William Pyle
Texas Tech University
Huckabee College of Architecture
“GLULAM PLATFORM.” Car travel and traditional architectural materials such as concrete and steel contribute to a great deal of carbon emissions. Utilizing long spanning GLULAM mega-trusses and designing an urban mobility hub centered around ride sharing through carpooling and public transit allows the entire building to act as a carbon sink. The GLULAM PLATFORM is an urban mobility hub located in downtown El Paso. The building is meant to transport many of the towns transit users to various locations citywide in an effective manner while also reducing the amount of car-induced carbon emissions. © William Pyle.
Jury
Debbie Ahmari
Joseph Kunkel
Ann Lui
Dawveed Scully
Robert L. Wesley (Chair)
Being selected as one of the winners of the Robert L Wesley Award is a momentous push towards achieving my dream of becoming an architect. Having the opportunity to study architecture at the level that I do and having the chance to not only apply for but win such an award means I am achieving my dream of breaking a bad cycle for men in my lineage.
“MASS TIMBER ENVELOPE.” Using architecture as a study on environmental factors effecting the city of El Paso’s urban fabric, the Dust Institute utilizes form and skin design to capture dust particulates for studying in lab and experimentation spaces. Type IV construction in the form of GLULAM and CLT allow for the buildings magnetic skin to perform without any interferences. © William Pyle.
William is a tireless worker who is self-motivated, inventive, creative, and he takes time to properly research his topics in order to substantiate his solutions in design studio. William is current with the contemporary condition of world architecture and theory, making him inquisitive about what the future of the profession might be.
Guillermo Barajas, Instructor, Huckabee College of Architecture, Texas Tech University
“RECLAIMED STEEL TOWER,” Medellin, Colombia. Using government investments in youth as a catalyst for societal growth and improvements, the RECLAIMED STEEL TOWER utilizes a ground floor podium program as a public forum and a public soccer pitch for organized and unorganized games or “retas.” Alongside the athletic investments, the tower itself will serve as a place for structured curriculums to take place in the public and private classroom settings on each of the “work + study” levels. The patchwork takes shape with an idea of shifting bay sizes to house different programs and in rings to house different concepts of mandatory thresholds. © William Pyle.

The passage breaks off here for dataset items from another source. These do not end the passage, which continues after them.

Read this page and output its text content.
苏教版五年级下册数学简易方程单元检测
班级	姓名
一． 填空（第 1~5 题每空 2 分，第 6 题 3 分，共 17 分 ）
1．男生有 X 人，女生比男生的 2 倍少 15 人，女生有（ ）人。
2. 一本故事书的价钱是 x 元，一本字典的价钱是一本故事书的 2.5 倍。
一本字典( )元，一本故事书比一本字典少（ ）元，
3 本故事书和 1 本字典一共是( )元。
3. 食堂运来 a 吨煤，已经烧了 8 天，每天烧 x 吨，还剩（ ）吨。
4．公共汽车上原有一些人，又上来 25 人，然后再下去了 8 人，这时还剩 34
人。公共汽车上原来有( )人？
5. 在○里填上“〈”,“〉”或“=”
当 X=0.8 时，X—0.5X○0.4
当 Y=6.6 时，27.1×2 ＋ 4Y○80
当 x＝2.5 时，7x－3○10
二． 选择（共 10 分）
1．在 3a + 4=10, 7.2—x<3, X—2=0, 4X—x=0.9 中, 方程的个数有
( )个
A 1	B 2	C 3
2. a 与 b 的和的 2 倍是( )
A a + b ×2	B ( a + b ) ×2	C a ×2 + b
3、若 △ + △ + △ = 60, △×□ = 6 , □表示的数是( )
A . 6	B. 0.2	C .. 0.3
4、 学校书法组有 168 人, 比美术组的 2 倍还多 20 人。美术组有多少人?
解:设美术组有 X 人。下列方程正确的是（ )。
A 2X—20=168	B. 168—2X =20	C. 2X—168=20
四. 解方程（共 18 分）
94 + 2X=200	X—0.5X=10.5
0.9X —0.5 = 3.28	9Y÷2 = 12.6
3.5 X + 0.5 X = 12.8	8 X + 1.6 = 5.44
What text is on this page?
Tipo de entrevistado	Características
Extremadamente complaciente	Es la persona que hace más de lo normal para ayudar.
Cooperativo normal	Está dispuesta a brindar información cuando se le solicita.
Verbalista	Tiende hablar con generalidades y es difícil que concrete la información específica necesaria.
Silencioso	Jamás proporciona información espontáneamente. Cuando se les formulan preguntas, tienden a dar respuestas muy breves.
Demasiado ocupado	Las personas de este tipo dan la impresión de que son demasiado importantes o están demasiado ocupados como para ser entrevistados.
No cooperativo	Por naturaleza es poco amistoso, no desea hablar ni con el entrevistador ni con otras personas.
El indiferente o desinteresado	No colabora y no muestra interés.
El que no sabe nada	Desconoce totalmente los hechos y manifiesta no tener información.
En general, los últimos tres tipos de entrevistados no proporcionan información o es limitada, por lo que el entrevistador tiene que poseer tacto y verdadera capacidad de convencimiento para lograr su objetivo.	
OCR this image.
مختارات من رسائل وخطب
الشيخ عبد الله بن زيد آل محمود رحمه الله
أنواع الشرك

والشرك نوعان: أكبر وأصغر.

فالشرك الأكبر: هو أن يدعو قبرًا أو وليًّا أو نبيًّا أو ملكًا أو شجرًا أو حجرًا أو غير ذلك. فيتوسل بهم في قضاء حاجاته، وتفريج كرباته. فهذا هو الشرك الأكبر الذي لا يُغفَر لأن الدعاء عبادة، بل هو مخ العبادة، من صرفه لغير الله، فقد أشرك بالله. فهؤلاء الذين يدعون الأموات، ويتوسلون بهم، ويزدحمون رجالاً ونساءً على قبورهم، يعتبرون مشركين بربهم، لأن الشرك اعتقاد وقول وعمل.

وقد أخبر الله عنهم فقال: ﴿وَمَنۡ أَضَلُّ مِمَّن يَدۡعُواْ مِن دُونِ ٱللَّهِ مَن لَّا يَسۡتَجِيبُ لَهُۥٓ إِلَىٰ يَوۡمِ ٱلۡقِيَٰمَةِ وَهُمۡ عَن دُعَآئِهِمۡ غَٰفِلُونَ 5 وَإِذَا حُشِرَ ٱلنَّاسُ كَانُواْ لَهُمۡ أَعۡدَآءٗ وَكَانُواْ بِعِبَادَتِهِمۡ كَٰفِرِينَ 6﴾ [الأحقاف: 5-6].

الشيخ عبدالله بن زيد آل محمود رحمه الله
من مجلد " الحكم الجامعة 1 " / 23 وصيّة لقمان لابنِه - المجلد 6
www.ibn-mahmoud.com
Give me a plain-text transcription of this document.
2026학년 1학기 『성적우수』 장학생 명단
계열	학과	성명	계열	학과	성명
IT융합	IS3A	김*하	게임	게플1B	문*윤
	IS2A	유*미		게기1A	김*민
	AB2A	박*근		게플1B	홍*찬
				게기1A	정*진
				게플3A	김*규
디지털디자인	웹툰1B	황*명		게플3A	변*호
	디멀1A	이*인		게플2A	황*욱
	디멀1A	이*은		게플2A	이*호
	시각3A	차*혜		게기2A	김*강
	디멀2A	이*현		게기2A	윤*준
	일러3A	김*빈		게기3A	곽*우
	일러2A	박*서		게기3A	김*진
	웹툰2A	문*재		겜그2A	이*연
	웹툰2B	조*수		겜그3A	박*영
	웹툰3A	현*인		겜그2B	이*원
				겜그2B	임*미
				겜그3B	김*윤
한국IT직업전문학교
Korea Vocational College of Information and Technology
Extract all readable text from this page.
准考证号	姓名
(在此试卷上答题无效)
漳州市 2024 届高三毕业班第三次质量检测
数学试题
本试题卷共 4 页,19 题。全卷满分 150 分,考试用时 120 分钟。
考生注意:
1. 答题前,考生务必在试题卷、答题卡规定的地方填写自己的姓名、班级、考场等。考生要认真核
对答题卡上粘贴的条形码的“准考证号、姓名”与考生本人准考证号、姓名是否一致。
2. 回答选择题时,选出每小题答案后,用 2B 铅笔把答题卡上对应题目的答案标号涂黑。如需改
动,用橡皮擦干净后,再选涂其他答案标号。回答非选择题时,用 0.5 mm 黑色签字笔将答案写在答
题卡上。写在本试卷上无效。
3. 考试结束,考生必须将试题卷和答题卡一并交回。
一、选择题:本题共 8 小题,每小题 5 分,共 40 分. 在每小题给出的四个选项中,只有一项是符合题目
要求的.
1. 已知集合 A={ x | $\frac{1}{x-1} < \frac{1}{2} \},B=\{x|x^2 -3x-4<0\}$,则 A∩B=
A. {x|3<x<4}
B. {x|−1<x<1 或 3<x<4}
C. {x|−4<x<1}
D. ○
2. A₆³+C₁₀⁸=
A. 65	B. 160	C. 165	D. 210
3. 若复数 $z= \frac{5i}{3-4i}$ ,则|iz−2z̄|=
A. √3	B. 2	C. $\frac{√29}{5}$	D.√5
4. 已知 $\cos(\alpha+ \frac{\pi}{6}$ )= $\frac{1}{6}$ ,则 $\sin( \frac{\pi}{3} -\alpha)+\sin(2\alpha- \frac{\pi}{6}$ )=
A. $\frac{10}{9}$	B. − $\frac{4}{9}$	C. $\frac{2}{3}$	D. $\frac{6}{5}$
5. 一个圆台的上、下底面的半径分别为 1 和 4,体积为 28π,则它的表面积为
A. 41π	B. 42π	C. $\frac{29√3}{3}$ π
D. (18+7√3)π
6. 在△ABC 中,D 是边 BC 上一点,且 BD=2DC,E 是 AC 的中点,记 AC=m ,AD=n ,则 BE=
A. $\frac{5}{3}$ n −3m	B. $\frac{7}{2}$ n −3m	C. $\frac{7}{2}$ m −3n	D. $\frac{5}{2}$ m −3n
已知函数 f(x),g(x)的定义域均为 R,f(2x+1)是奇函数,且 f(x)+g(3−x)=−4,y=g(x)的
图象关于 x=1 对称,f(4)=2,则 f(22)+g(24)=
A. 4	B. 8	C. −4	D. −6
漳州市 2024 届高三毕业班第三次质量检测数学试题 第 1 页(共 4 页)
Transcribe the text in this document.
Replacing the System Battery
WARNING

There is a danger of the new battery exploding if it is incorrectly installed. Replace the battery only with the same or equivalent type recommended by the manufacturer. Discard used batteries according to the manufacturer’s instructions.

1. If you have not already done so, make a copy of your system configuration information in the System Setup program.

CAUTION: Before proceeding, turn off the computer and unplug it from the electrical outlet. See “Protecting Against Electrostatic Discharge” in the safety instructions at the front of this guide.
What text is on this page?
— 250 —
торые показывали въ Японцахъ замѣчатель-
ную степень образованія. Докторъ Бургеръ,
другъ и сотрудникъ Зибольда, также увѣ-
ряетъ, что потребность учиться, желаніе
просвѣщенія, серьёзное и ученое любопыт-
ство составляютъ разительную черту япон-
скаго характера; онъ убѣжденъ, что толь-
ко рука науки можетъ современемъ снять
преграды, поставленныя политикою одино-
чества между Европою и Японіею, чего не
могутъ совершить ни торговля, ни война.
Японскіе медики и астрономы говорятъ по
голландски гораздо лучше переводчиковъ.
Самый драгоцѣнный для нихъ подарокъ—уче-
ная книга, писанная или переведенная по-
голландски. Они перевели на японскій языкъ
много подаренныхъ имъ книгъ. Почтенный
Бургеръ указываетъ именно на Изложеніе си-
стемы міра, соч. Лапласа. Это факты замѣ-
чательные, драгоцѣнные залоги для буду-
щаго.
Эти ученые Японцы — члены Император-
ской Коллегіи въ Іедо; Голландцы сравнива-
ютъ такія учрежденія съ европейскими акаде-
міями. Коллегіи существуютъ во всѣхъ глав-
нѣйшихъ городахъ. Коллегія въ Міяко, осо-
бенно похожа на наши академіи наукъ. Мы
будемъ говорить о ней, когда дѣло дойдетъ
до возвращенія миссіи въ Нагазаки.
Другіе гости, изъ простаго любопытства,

Upon reviewing William’s work, it is clear that he is gifted with natural talent and inherent intelligence.
Debra Ahmari, Juror
“RECLAIMED STEEL TOWER.” Shared kitchens optimized communal cooking and energy/gas expenditures. A kitchen on either side of the units serves their respective sides. By separating the sleeping quarters and work + study programs, Pyle hopes to push an idea of necessary vertical threshold experience that promotes physical activity as well as discontinuing concepts of merged living and sleeping to improve mental health and focus. © William Pyle.
William Pyle
Texas Tech University
Huckabee College of Architecture
is a fourth-year student at the Texas Tech University Huckabee College of Architecture in El Paso, Texas. Growing up on the borderland metroplex in the liminal space between El Paso, Texas, and Ciudad Juarez, Mexico, Pyle dealt with the harsh reality of violent border hostile architecture and record-breaking crime rates in Juarez. Since then, he has pursued a design philosophy that revolves around equity for the environment and for the minoritized communities experiencing rapid urbanization such as El Paso and other borderland cities in Texas. Pyle was the winner of two citywide architecture competitions in two consecutive years as a high schooler and would begin his education at the local El Paso Community College. Upon transferring to the El Paso branch of the TTU HCOA, he was hired as an undergraduate research assistant for POST (Project for Operative Spatial Technologies) where he works under professors and architects Stephen Mueller and Ersela Kripa. In POST he learnt and worked within the realms of borderland and ultraviolet light exposures where he absorbed systems-based designing strategies for his own projects.